Harvinder told her. And then advised her, “So that’s why I wouldn’t try to reach Freetown, if I were you.”
“There’s got to be a way for a single person to sneak past them.”
“I really don’t think it’s a good idea,” Harvinder reiterated. “They leave us alone, too, but we don’t push them. They can’t be reasoned with.”
“I appreciate the warning. And I will stay here for a while, at least, if you’ll have me. Because there’s something I want from you, Harry.”
“Oh?” he said, smiling with nervous anticipation.
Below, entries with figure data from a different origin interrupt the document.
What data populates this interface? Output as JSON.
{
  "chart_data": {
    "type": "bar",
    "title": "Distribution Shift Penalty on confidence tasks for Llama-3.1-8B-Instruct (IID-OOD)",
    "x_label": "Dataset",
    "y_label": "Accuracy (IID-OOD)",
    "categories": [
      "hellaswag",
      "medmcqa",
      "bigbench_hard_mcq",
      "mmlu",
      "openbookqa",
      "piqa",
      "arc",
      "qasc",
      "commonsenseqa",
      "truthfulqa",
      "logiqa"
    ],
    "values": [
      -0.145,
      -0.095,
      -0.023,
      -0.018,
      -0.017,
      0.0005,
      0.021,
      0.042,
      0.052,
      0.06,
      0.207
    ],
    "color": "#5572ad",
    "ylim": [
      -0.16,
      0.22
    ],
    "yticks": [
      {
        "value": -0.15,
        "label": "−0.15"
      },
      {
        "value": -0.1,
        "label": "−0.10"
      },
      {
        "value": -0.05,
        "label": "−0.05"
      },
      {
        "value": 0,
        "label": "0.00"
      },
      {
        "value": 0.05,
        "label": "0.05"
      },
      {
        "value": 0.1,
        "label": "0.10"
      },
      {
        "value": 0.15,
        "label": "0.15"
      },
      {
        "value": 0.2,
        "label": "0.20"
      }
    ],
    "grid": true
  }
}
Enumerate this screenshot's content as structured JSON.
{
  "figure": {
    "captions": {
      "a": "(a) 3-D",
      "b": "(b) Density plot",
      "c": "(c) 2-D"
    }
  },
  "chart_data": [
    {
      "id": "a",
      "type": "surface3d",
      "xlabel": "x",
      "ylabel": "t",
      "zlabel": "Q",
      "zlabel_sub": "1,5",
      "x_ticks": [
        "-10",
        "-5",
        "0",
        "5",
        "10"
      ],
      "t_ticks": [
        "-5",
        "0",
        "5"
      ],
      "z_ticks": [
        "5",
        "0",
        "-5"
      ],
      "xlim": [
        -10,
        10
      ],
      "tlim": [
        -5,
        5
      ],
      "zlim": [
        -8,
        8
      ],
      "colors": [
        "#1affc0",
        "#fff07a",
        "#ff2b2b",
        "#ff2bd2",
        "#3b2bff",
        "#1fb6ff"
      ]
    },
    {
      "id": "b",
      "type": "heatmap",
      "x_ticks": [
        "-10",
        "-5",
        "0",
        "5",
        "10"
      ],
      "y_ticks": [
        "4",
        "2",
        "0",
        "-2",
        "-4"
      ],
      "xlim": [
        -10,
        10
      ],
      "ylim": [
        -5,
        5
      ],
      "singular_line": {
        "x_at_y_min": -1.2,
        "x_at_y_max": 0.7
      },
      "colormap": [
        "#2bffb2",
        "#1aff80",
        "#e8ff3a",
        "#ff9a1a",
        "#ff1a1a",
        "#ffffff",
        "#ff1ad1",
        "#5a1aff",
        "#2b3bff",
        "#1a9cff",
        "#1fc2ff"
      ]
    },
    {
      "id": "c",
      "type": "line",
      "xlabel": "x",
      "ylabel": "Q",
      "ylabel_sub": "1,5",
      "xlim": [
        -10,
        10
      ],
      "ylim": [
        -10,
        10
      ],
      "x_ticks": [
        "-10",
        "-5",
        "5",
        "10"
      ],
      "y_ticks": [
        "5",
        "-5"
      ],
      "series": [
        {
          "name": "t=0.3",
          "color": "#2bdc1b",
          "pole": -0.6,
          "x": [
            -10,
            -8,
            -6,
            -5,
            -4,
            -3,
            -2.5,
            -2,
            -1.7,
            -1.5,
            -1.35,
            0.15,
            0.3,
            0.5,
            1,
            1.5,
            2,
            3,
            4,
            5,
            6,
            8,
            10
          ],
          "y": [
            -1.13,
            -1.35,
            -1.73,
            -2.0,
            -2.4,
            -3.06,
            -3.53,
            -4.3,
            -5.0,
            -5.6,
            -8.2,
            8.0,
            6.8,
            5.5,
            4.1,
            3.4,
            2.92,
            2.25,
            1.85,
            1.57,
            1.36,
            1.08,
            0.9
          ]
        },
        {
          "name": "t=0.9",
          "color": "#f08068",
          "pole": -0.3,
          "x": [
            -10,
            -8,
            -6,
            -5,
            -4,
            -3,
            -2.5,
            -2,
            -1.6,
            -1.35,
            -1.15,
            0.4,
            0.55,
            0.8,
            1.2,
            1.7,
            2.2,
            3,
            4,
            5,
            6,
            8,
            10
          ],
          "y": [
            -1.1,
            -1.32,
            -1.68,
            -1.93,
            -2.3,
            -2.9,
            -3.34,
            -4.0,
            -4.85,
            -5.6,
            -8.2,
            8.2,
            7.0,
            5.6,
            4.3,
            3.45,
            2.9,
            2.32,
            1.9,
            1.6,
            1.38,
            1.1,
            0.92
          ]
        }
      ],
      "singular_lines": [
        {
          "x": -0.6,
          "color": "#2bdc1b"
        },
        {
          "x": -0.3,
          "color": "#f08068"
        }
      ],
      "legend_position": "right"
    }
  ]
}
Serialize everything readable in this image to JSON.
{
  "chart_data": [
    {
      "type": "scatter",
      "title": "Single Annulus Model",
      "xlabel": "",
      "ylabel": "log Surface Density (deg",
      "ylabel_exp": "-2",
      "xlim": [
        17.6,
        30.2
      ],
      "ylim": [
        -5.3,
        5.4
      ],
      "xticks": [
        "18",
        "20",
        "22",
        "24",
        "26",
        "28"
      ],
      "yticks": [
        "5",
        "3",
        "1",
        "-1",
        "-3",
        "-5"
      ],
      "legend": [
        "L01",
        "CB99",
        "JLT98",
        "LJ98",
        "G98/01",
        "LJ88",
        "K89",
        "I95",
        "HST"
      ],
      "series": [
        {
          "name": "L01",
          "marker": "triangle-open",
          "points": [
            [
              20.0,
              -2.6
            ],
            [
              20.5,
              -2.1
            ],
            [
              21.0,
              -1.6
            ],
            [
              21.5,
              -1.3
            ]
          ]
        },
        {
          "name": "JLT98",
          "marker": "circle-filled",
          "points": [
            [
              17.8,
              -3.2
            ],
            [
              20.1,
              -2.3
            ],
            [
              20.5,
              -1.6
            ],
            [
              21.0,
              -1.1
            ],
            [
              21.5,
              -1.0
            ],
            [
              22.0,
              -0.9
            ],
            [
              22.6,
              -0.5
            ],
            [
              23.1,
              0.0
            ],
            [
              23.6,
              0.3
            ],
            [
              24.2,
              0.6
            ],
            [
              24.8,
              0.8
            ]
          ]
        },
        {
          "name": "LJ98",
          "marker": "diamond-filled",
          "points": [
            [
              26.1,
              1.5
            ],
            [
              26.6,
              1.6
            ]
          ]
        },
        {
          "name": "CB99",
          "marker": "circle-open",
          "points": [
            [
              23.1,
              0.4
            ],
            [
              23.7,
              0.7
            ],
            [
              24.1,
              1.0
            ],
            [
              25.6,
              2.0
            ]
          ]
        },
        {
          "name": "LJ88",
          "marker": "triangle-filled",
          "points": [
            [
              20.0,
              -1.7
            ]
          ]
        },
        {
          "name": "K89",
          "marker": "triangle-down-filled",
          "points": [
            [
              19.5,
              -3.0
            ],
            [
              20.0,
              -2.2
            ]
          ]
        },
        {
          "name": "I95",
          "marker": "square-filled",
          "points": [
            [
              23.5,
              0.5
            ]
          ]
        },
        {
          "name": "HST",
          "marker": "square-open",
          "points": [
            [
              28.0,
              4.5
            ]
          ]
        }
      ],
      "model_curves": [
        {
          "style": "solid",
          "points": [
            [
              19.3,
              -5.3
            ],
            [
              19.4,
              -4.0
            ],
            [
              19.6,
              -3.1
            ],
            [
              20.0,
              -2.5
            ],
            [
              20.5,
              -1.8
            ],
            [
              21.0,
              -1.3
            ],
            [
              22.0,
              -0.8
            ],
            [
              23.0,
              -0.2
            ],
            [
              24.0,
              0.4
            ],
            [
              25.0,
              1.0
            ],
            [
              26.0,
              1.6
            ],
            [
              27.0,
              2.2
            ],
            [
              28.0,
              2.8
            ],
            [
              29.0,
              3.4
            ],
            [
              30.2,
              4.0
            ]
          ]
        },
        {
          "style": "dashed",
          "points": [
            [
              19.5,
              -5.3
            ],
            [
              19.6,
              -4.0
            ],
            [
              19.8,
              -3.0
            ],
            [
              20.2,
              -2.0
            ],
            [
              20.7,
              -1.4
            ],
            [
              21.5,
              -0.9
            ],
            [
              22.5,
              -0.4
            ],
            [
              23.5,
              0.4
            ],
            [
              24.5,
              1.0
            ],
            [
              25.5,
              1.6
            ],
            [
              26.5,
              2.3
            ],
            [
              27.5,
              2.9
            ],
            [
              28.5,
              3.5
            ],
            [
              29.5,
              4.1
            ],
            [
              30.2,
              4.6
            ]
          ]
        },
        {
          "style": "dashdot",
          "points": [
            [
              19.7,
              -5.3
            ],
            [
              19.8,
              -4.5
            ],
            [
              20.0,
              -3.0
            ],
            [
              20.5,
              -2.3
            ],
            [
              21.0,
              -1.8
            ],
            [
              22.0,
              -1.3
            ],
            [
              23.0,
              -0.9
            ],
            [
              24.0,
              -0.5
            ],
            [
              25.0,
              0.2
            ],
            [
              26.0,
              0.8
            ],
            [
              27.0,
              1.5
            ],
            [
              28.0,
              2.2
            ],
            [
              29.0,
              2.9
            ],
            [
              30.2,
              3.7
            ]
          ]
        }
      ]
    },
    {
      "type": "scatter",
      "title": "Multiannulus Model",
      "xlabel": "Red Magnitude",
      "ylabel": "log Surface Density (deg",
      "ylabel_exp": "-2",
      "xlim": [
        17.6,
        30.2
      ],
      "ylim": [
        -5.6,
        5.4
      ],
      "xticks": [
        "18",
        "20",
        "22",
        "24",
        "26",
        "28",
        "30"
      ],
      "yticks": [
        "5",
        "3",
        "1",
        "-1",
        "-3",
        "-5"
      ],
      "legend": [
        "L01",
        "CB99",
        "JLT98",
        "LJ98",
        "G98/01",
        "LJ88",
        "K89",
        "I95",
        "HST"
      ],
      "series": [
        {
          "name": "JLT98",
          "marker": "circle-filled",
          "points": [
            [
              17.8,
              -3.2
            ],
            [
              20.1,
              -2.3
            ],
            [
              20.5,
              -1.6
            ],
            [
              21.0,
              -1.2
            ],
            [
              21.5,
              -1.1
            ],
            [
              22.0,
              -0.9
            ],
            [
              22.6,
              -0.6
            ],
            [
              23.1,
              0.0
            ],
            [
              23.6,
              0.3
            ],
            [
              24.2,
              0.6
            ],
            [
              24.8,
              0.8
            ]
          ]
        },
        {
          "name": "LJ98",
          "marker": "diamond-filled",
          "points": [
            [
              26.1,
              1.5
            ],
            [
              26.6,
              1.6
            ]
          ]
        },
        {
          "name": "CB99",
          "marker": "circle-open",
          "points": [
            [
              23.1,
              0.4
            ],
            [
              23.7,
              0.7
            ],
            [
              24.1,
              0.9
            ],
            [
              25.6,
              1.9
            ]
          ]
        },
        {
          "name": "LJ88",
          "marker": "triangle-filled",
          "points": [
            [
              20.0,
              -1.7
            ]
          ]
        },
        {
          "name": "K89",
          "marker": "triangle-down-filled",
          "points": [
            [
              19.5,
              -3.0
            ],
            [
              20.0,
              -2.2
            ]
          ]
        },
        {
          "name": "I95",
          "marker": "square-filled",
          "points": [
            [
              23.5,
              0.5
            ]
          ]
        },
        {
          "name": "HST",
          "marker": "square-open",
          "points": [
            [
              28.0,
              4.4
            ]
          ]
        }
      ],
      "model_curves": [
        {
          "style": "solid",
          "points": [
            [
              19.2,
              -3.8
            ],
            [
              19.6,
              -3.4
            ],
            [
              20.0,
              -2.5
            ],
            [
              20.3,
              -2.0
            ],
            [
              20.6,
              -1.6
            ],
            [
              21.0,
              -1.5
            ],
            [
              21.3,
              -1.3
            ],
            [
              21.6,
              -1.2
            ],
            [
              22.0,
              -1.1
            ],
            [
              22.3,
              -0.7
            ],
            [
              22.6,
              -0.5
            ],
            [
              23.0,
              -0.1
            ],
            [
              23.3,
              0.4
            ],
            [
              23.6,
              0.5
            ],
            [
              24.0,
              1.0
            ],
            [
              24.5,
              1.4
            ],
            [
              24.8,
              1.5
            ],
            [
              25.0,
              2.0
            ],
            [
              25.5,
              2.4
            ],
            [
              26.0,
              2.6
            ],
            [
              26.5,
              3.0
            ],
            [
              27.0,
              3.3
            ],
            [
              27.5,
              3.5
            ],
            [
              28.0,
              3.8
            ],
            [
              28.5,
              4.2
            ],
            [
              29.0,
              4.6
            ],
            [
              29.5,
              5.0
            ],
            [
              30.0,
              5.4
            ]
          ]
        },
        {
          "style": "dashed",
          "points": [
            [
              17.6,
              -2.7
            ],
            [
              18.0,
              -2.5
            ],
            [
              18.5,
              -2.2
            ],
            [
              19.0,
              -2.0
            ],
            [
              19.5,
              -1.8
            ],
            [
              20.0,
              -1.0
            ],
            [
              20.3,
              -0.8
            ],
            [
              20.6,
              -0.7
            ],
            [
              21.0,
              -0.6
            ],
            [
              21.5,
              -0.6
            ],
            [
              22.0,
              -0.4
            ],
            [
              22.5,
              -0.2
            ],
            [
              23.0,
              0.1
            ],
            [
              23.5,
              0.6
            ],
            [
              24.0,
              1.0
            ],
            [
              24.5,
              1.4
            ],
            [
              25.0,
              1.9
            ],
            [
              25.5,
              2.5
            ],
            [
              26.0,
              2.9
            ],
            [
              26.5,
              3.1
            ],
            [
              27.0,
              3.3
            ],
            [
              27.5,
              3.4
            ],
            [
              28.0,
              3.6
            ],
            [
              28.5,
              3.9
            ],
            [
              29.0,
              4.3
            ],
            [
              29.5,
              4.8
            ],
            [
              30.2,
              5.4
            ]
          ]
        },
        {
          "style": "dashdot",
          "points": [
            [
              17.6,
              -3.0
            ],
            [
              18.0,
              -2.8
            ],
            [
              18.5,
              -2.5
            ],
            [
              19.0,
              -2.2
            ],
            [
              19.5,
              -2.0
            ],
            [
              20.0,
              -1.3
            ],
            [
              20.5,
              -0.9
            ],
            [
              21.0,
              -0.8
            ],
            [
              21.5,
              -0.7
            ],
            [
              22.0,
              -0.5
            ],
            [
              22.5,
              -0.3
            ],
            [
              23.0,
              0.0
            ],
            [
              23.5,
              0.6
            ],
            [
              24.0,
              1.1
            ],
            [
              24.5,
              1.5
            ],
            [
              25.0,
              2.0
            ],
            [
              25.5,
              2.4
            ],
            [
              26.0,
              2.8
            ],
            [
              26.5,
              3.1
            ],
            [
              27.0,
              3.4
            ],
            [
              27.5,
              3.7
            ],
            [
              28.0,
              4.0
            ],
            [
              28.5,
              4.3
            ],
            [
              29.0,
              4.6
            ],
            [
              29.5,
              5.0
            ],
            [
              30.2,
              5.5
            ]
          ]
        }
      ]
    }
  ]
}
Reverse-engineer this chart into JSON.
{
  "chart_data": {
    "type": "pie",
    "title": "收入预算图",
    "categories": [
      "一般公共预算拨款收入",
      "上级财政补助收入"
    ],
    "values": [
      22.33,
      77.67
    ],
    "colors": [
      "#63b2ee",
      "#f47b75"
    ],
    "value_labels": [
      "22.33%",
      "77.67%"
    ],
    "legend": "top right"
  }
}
She tapped his right temple with her finger. “I want you to hook me up.”
28: THE MESH
Harvinder took Vee to his own, more private and much less noisy office for her first immersion into the Mesh. In its heavy brass casing, thoroughly stained green with verdigris, his computer looked like it could survive a drop off a roof, though it sprouted cables and tubes gurgling fluid like a terminal patient on life support—a Frankenstein monster resembling something cobbled together by high school students in metal shop, or maybe in art class. However suspect its appearance, though, it responded quickly to his deft keystrokes. He sat Vee in his wo
rk chair, pulled another chair up beside her. She resisted a smile as he plugged the computer’s interface cable into the fresh orifice, like a tiny bullet hole, in her temple, wondering if he found the procedure erotic. She felt no discomfort.
“What am I supposed to do first, in there?”
“I’ve made an avatar for you, scanned from your own body,” he told her. “Try to move about as if you were using your physical body. Explore your environment, but remember that you can also control your environment. It may start out as little more than a void until you call into that space whatever information it is you seek. In order to better focus that information, try to envision some physical medium upon which to project it. A TV screen, a blackboard, the wall of a room familiar to you, or what have you. The Mesh is a very fluid medium, not as structured or predictable as our old Internet, which can make it frustrating and difficult but also very free and exciting in other ways. Don’t worry—I will stay right here beside you, and pull you out if I see you’re having difficulty.”
“Difficulty?”
“Not to worry. I only mean confusion, nervousness, agitation. I will be monitoring your experience out here, on the screen, seeing through your avatar’s eyes. I want to let you get a feel for it yourself, so I won’t go with you to hold your hand, and I won’t speak to you inside the Mesh unless I absolutely need to guide or prompt or reassure you.”
“Um, okay. Whatever. I guess I’ll see when I get there.”
“Do you have any idea what you might like to start out looking for?
Some bit of information you’d like to research, that might have been stored in there by someone from Naraka or Freetown, or by the Enmeshed?”
“Well, hm. Actually, Jay…that is, my gun…showed me some memories he found recorded and stored inside the Mesh, from a Damned man named Adam. Maybe I could see if I can retrieve those same memories on my own, if I concentrate on them.”